Plus-value de cession d’un logement autre que la résidence principale : CAA Versailles 4 juin 2026, n° 24VE00969.

L’exonération est exclue lorsque la fraction du prix de cession est remployée dans l’acquisition en usufruit d’un logement affecté à l’habitation principale.

Aux termes de l’article 150 U, II-1obis, du CGI, lorsque le vendeur n’a pas été propriétaire de sa résidence principale, directement ou par personne interposée, au cours des quatre années précédant la cession, et à la condition qu’il procède au remploi du prix de cession de sa résidence secondaire, dans un délai de vingt-quatre mois à compter de la cession, dans l’acquisition ou la construction d’un logement qu’il affecte, dès son achèvement ou son acquisition si elle est postérieure, à son habitation principale, la plus-value de cession de la résidence secondaire est exonérée.

Ainsi, les plus-values réalisées au titre de la première cession d’un logement autre que la résidence principale sont exonérées à la double condition que le cédant n’ait pas été propriétaire de sa résidence principale, directement ou par personne interposée, au cours des quatre années précédant la cession et qu’il remploie le prix de cession dans l’acquisition ou la construction d’un logement qu’il affecte, dès son achèvement ou son acquisition si elle est postérieure, à son habitation principale.

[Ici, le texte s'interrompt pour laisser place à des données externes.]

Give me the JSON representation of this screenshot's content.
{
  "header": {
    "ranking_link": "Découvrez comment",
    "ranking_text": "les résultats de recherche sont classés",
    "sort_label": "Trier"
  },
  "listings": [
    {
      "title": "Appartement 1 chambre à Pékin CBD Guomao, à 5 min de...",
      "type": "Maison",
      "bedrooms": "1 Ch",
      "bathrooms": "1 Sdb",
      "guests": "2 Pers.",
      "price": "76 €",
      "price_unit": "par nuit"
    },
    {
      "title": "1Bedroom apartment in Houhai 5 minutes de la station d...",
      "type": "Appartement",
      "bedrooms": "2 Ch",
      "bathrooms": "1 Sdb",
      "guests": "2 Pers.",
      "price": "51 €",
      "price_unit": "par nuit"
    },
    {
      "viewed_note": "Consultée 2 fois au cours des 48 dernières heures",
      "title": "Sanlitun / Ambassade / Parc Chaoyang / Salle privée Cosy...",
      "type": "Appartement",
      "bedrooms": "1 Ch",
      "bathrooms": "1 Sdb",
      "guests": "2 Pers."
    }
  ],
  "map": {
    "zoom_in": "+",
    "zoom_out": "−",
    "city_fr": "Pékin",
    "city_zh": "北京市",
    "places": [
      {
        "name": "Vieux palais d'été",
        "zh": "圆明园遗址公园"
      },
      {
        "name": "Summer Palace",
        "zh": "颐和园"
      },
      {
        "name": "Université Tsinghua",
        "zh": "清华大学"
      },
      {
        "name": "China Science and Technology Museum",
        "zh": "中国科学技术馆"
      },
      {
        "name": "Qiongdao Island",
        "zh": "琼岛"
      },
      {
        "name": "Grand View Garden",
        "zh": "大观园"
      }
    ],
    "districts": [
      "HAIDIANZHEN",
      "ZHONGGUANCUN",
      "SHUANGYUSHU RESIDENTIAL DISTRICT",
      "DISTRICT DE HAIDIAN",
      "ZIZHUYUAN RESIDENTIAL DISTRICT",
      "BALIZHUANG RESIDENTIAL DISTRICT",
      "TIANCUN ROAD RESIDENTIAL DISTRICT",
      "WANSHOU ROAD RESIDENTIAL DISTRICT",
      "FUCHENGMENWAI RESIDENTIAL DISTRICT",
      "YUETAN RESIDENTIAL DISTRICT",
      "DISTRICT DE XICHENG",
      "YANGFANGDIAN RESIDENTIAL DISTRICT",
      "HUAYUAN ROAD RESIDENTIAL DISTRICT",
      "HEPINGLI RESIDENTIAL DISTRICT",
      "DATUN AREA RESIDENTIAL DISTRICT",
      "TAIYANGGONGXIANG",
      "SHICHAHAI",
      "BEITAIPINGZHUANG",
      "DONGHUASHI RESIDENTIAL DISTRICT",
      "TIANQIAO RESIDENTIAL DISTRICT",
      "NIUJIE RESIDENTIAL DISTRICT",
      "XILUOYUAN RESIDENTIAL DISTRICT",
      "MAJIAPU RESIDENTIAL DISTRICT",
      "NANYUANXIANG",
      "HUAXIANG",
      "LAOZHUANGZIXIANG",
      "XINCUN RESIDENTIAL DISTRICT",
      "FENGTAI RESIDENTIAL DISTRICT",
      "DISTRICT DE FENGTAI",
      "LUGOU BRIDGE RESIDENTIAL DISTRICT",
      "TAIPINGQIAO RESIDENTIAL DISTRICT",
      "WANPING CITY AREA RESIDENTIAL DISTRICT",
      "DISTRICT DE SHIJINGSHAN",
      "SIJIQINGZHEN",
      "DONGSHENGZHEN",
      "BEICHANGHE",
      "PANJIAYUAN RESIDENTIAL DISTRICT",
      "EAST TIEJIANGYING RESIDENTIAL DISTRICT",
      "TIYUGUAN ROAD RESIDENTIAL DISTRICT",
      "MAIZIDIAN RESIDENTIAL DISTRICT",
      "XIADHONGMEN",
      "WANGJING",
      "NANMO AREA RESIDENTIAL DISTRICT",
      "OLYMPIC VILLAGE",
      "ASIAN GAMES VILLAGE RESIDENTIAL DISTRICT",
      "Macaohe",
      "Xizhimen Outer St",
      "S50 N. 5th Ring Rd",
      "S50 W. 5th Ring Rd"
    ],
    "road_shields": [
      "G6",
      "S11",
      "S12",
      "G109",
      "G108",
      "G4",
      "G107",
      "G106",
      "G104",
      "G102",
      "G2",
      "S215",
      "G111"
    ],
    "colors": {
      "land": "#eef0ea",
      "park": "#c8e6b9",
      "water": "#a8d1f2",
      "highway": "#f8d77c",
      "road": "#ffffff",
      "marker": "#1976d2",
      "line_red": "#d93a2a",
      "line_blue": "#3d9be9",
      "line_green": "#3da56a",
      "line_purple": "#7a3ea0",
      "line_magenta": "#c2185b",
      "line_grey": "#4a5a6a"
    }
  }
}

L’exonération est applicable à la fraction du prix de cession que le cédant remploie à l’acquisition ou la construction de son habitation principale, et en cas de manquement à l’une de ces conditions, l’exonération est remise en cause au titre de l’année du manquement.

Dans un arrêt du 04/06/2026, (CAA Versailles 4 juin 2026, n° 24VE00969), la cour administrative d’appel de Versailles a jugé, en ce qui concerne l’exonération de la première cession d’une résidence secondaire, qu’il ne peut y avoir remploi en démembrement, au motif que le législateur ayant entendu favoriser l’investissement dans l’acquisition en pleine propriété d’une résidence principale, le bénéfice de l’exonération au titre de la première cession d’une résidence secondaire est exclue lorsque la fraction du prix de cession est remployée dans l’acquisition, non en propriété, mais en usufruit d’un logement affecté à l’habitation principale.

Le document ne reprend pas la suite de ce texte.